I like to feel in control of just about every aspect of my life. I imagine I share that desire with many of you. I want predictability, consistancy and reliability in anything and everything. Obviously, that is largely unrealistic. Life happens every single day, and usually just when I start to feel comfortable and in control of one area of my life, God reminds me that just isn’t the way things are supposed to be.
I don’t know about you, but I have never felt less in control of my surroundings than I have the last two years. We all are in the same boat - our struggles look different, but we all have had to deal with unexpected circumstances throughout the pandemic.
Some folks have been deeply affected financially. Many people, specifically young people, have struggled with their mental health. Others have struggled spiritually for many different reasons. And of course we all probably know someone who has died or been hospitalized because of Covid as well.
Pre-covid one of my favorite things to teach on was surrendering ourselves to God. I imagine that had a lot to do with my own struggle with truely surrendering to God myself and letting go of control.
In the midst of Covid and as we hopefully start to move closer to post pandemic life, surrender means something a little different to me. I have experienced something much closer to what total lack of control of my surroundings really looks like now. I have been “into the unknown” to quote Elsa from Frozen 2.
I’ve used this quote from C.S. Lewis before, but it’s been bouncing around in my head so I want to share it again. He said this in his book, The Problem of Pain.
“We do not know how many of these creatures God made, nor how long they continued in the Paradisal state. But sooner or later they fell. Someone or something whispered that they could become as gods--that they could cease directing their lives to their creator and taking all their delights as unconventional mercies, as “accidents” (in the most logical sense) which arose in the course of a life directed not to those delights but to the adoration of God. As a young man wants a regular allowance from his father which he can count on as his own, within which he makes his own plans (and rightly, for his father is after all a fellow creature), so they desired to be on their own, to take care for their own future, to plan for pleasure and for security to have a meum from which, no doubt, they would pay some reasonable tribute to God in the way of time attention and love, but which, nevertheless, was theirs not His. They wanted, as we say, to “call their souls their own.” But that means to live a lie, for our souls are not, in fact, our own. They wanted some corner in the universe of which they could say to God, “This is our business, not yours.” But there is no such corner. They wanted to be nouns, but they were, and eternally must be, mere adjectives.”
He is referencing the original sin here when he says “Someone or something whispered that they could become like gods.” That idea was intoxicating enough to Adam and Eve to give up perfection in the Garden. I can’t really fault them either, because that is the root of my desire to be in control. Being “like God” certainly sounds like a good deal.

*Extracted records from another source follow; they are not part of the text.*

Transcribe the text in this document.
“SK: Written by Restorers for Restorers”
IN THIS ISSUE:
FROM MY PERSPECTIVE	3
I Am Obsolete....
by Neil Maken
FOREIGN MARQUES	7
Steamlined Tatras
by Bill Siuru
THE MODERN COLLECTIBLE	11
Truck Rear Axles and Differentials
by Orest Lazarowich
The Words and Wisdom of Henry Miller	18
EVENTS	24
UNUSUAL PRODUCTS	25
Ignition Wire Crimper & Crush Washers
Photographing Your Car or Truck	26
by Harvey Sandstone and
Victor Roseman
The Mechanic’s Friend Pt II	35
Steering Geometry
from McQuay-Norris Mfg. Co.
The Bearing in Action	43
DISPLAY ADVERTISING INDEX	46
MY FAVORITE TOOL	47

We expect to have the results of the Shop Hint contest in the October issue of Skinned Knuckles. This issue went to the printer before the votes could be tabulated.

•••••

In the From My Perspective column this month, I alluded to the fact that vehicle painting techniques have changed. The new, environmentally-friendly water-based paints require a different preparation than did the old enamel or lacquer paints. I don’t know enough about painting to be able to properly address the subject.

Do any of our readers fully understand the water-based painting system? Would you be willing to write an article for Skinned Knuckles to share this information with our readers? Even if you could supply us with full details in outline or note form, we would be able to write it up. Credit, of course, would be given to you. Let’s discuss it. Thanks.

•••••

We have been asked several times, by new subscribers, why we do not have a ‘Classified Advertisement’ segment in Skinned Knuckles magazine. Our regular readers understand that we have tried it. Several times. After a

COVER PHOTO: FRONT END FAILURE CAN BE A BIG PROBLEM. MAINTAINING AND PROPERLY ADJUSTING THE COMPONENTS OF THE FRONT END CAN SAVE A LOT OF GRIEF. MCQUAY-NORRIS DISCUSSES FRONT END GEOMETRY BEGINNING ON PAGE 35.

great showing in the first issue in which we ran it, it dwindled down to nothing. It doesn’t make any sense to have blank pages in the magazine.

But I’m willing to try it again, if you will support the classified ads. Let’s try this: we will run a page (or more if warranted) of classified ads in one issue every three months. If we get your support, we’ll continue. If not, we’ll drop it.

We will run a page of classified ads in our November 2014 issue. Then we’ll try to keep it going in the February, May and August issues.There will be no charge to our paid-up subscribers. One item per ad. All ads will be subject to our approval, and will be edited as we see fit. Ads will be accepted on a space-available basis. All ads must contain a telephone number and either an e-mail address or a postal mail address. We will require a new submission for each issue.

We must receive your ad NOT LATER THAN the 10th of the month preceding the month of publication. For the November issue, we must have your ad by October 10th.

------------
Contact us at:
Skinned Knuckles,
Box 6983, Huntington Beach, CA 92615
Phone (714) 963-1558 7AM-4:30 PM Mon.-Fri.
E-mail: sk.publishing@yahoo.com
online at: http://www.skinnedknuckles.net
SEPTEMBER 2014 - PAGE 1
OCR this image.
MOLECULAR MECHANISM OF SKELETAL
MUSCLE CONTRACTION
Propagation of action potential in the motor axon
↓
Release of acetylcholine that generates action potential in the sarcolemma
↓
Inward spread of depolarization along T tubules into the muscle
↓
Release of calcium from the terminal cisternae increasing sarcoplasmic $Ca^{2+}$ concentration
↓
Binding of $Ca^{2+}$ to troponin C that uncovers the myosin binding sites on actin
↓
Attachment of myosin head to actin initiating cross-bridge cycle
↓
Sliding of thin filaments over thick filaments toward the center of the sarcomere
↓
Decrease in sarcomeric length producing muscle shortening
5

I absolutely love the last line there in the quote, we all want to be nouns, but we are and eternally must be mere adjectives. When I desire control, I want to be the subject. When we fill in your blank, we want to be the subject. But we are and eternally must be people who describe, reflect and point back to God.
Essentially what he is saying here is that we have to surrender to Him. If I had to boil down what I have learned through Covid to one simple statement, it would be that I have to be more dependent on Him.
I told my daughter, Lily, when she was younger that “daddy knows everything” and she really believed me. She would try to stump me, but she was 2 or 3 years old then, so I knew at least everything that she knew. Now that she is a smart little 4 year old, she regularly calls me out when I in fact do not know everything. Each time she does that, I am reminded that one, I am not smarter than a 4 year old and two, I have limitations. Limitations which prove that I am in fact not in control and that I do need to surrender to Jesus daily.
Today my hope and prayer is that we all take a step toward being the best adjective that we can be by surrendering and letting God be the noun.